Alice Momm is a New York City based artist whose work has been inspired both by her immersion in and longing for nature.  Her ephemeral and sculptural works have been exhibited at venues such as Wave Hill in the Bronx, Islip Art Museum in East Islip, NY, Stone Quarry Hill Art Park in Cazenovia, NY, Hambidge Center in Rabun Gap, GA. She has participated in many artist residencies including I-Park in East Haddam, CT, Hambidge Center, and Stone Quarry Hill Art Park. Momm holds an MFA from the University of Southern California and a BFA from the University of Massachusetts, Amherst. In addition to her work as an artist, Momm is a curator specializing in art in health care settings.


I live in the New York City and long for the country. The artwork I do in NYC stems from a deep desire to reintegrate the natural world into my life. On daily walks I collect leaves and scraps, impressions and thoughts. Each found object or observed thing is simultaneously the thing itself and evocation of something more – autumn leaves dance above a subway grate as a train passes below, scraps of bark reveal faces, stark winter branches are lines drawn against grey skies. Time mutates form, there is poetry in fragility, the handmade and humble.

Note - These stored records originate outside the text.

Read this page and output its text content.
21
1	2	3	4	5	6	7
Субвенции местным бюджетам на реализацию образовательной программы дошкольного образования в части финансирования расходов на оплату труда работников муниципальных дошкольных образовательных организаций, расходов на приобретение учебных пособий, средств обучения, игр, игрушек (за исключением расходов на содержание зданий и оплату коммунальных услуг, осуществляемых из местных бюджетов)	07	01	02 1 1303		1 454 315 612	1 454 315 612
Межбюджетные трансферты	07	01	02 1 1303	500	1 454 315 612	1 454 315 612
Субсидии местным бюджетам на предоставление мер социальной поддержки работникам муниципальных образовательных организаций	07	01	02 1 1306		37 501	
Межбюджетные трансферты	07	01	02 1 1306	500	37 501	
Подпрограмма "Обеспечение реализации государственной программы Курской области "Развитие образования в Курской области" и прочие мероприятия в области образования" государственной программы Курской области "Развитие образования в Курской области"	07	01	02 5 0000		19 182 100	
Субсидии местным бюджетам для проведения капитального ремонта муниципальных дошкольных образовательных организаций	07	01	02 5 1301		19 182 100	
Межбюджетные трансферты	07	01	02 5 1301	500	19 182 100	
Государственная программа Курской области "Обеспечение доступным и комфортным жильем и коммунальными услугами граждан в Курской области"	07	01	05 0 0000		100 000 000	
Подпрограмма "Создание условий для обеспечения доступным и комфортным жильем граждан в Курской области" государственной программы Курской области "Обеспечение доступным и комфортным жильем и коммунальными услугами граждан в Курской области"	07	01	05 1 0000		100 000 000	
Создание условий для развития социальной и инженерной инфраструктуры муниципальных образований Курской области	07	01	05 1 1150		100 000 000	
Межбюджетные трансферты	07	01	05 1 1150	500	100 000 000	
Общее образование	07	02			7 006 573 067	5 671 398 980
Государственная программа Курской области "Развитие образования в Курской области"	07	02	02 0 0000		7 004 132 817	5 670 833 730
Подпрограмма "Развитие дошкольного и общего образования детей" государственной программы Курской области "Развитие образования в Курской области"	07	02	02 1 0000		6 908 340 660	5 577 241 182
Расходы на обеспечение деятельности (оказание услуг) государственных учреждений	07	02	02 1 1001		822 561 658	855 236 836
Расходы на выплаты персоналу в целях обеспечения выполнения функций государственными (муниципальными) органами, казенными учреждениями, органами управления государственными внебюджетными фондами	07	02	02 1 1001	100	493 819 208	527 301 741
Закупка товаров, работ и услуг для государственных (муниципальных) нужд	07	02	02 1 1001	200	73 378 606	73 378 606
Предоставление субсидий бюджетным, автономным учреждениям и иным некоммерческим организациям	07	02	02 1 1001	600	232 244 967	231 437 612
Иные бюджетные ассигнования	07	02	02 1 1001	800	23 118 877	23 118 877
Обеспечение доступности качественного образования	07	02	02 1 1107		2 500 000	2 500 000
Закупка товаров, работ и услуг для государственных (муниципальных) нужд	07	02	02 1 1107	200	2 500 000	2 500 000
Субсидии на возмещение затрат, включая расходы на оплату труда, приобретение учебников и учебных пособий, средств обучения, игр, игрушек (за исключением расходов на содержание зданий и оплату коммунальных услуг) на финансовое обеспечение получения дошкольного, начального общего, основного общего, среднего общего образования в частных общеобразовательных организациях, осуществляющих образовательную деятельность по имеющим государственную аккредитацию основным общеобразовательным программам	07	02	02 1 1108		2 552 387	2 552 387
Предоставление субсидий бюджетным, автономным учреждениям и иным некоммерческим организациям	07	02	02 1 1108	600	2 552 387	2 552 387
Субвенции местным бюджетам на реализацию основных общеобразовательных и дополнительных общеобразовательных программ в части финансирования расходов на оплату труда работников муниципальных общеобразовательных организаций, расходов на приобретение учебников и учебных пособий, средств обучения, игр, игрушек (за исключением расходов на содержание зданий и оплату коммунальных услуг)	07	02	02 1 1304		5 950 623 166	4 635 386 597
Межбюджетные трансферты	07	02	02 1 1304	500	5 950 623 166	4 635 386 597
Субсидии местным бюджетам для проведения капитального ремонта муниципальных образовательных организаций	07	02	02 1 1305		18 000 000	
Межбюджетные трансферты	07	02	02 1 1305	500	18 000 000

Each year, I travel far from the city in order to complete large scale and/or ephemeral projects outdoors. I am interested in the idea of art and life as a journey. I am also very interested in the experience of being alone in nature and the psychological interpretation of wilderness as an arena for deep-set fears and desires untamed by civilization. This is the enchanted wilderness of myth and fairy tales, a place beyond civilization that beckons me, a lifelong city resident, to risk the wonderful or terrible adventures that lay beyond my spheres of comfort and understanding. Through environmental sculptures, I invite the viewer to follow a literal or metaphoric path that is layered with meaning yet still open-ended. With an emphasis on poetry and humor, my artworks present themselves playfully, while allowing for viewer involvement and introspection.